Pandemics, politics, protests, and then there’s ponds. Making it a point each day to pass a certain pond to pause and reflect seems to drive all negativity from the other P-words away. The view there changes daily. The color of the water, the wildlife it brings, and the beautiful plants growing in and around its perimeter are new with each visit. This may be a strange way of introducing you to one certain swordlike perennial plant that can be found there. But I have to set the scene. Right? It’s the cattail. Typha latifolia, also known as bulrush, reedmace, and corndog grass, is spread by rhizomes underwater and is not actually a true grass. Each of the tall slender leaves wraps around the main stem underwater or under the soil. They too spread from the rhizomes.
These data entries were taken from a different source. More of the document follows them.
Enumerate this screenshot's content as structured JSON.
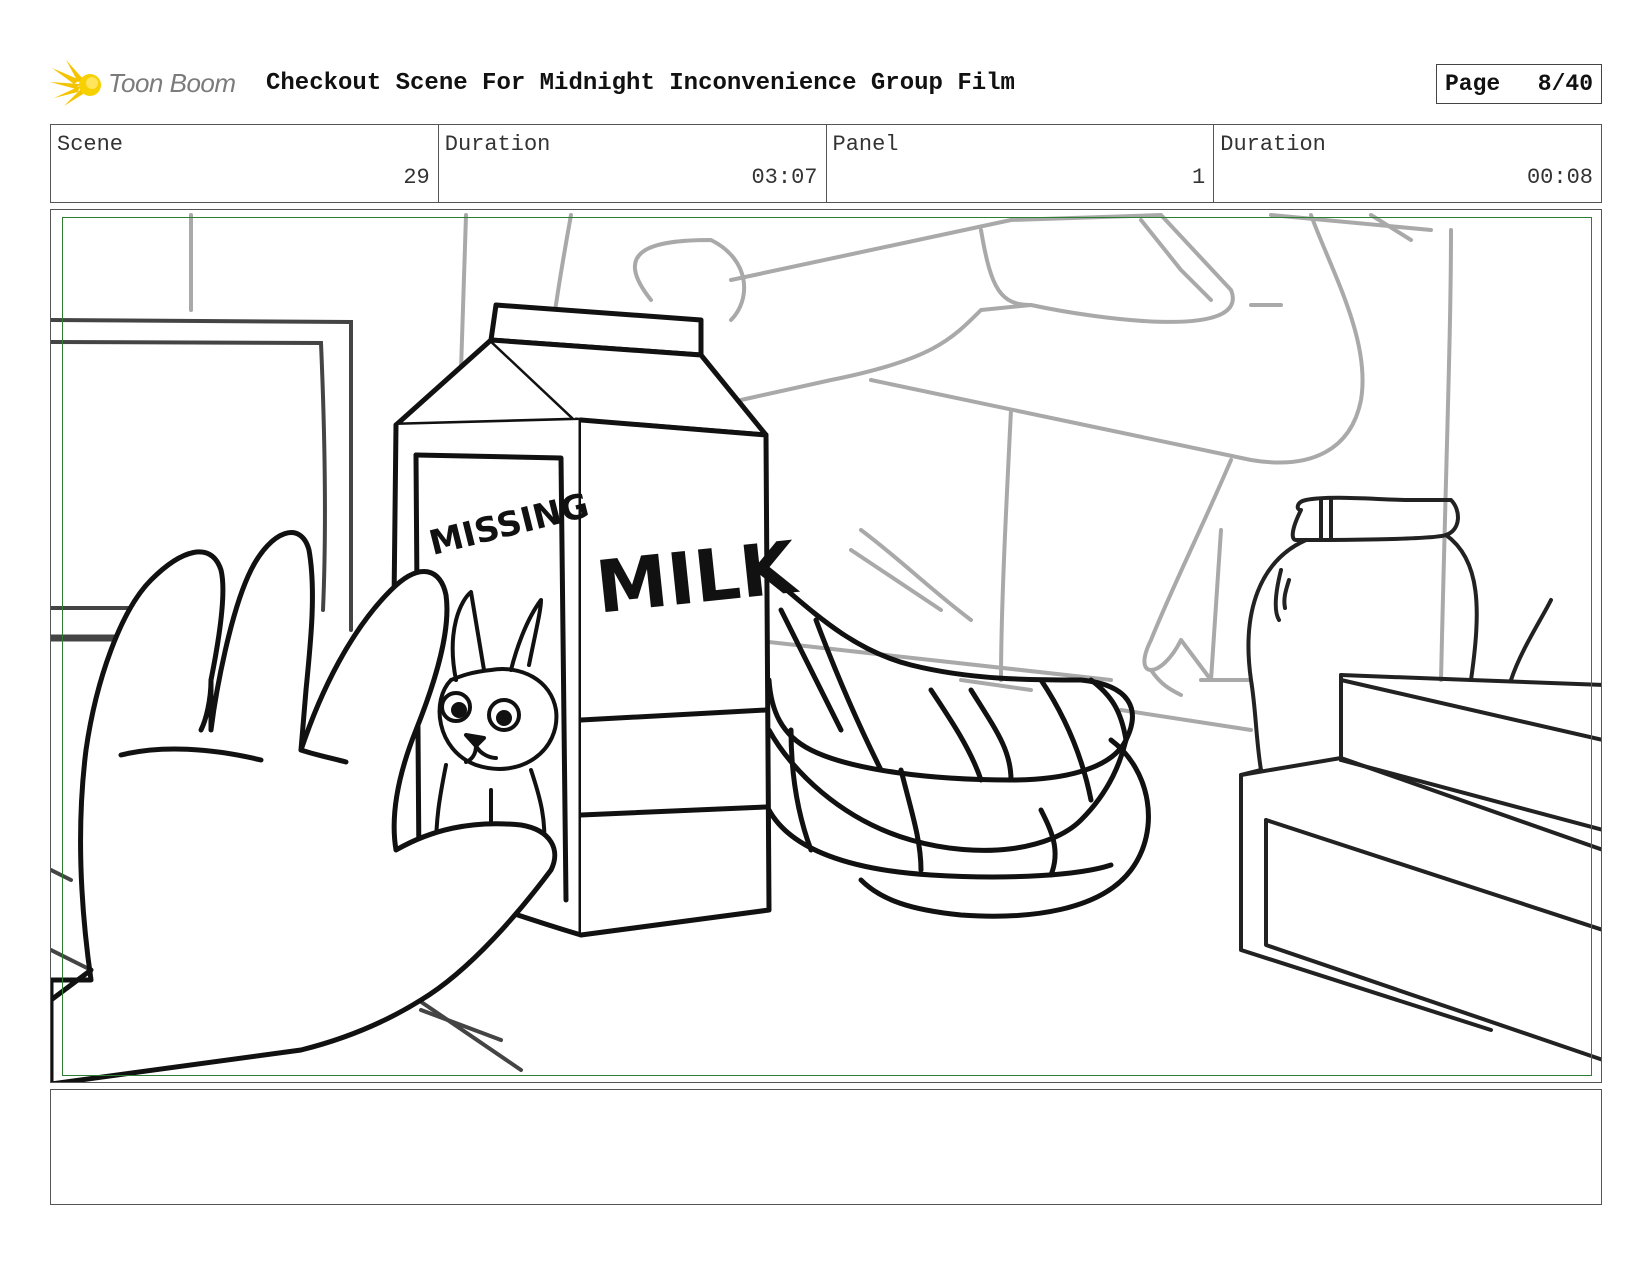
{
  "header": {
    "logo_text": "Toon Boom",
    "title": "Checkout Scene For Midnight Inconvenience Group Film",
    "page_label": "Page",
    "page_value": "8/40"
  },
  "info": {
    "scene_label": "Scene",
    "scene_value": "29",
    "duration_label": "Duration",
    "duration_value": "03:07",
    "panel_label": "Panel",
    "panel_value": "1",
    "panel_duration_label": "Duration",
    "panel_duration_value": "00:08"
  },
  "panel_art": {
    "carton_text_top": "MISSING",
    "carton_text_side": "MILK"
  },
  "notes": {
    "text": ""
  },
  "colors": {
    "safe_frame": "#2e7d32",
    "logo_accent": "#f5c400",
    "line_art": "#111111",
    "background_art": "#a9a9a9"
  },
  "icons": {
    "logo": "toon-boom-logo-icon"
  }
}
Found in ponds or marshes, it’s considered an herbal plant because every part is beneficial to a variety of species, including humans. Native Americans were adept at using the cattail. It is a very reliable food source as all parts, from the roots to the flowerheads, are edible and very nutritious. The roots can be boiled, roasted as a coffee substitute, or dried to make flour. Think cattail pancakes, biscuits or muffins. If the roots are used, be mindful that the whole cattail root system acts as a unique underwater filtration system. So if the body of water could possibly be polluted, the roots will have absorbed some of the pollutants. The starchy center of the stalks and the flowerheads also can be roasted for a nutty-tasting snack.

This plant has been used for mats, baskets, rush bottom furniture, clothing, tinder, torches, arrow shafts, cordage, and shelter. The downy seeds or “fluff,” which you will see if you tear one apart, have been used in absorbing diaper material, used to stuff pillows, mattresses, and even life jackets during World War ll. Industrially, parts of this plant were distilled in ethyl alcohol to make an inexpensive antifreeze and also a solvent.
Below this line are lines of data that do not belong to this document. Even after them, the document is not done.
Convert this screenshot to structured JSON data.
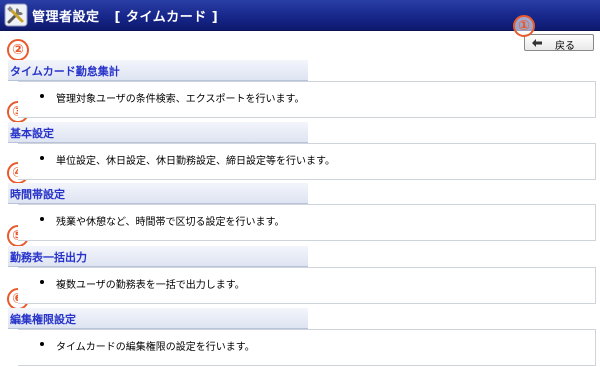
{
  "header": {
    "title": "管理者設定",
    "subtitle": "[ タイムカード ]",
    "icon": "tools-icon"
  },
  "toolbar": {
    "back_label": "戻る",
    "back_icon": "back-arrow-icon"
  },
  "annotations": [
    "①",
    "②",
    "③",
    "④",
    "⑤",
    "⑥"
  ],
  "sections": [
    {
      "title": "タイムカード勤怠集計",
      "description": "管理対象ユーザの条件検索、エクスポートを行います。"
    },
    {
      "title": "基本設定",
      "description": "単位設定、休日設定、休日勤務設定、締日設定等を行います。"
    },
    {
      "title": "時間帯設定",
      "description": "残業や休憩など、時間帯で区切る設定を行います。"
    },
    {
      "title": "勤務表一括出力",
      "description": "複数ユーザの勤務表を一括で出力します。"
    },
    {
      "title": "編集権限設定",
      "description": "タイムカードの編集権限の設定を行います。"
    }
  ],
  "colors": {
    "header_bg": "#17268a",
    "link": "#2733c9",
    "annotation": "#e85a2b"
  }
}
The medicinal uses are many. It’s actually one of the best survival plants. Poultices can be made from the bruised roots and applied to wounds, burns, stings, and bruises. Burned cattail ash can be used as an antiseptic or styptic. A honey-like material found at the base of the plant is used for toothaches. The young flowers have been used for diarrhea. One brown cattail is made up of over 250,000 seeds. Together, the dispersed seeds and cattail rhizomes can actually make an “island,” or soil-like platform, to ensure reproduction.

Cattails are especially beautiful this time of year. The brown, fuzzy, cigar-like stalks, actually the female flowers, are used in many floral arrangements. The female flower is actually green before pollination and can be cooked and eaten like corn on the cob or made into refrigerator pickles. Having the male and female flowers on the same plant, this monocot is considered a valuable asset to the environment. Some consider it a common weed and want it eradicated. Next time, look closely at this remarkable plant. See the nests of various waterfowl, the hovering butterflies and different insects, the birds perched atop its tall stalks, the shelter it provides tiny fish, and consider erosion control. Then decide. Enjoy the beauty and value of cattails in your holiday decorations.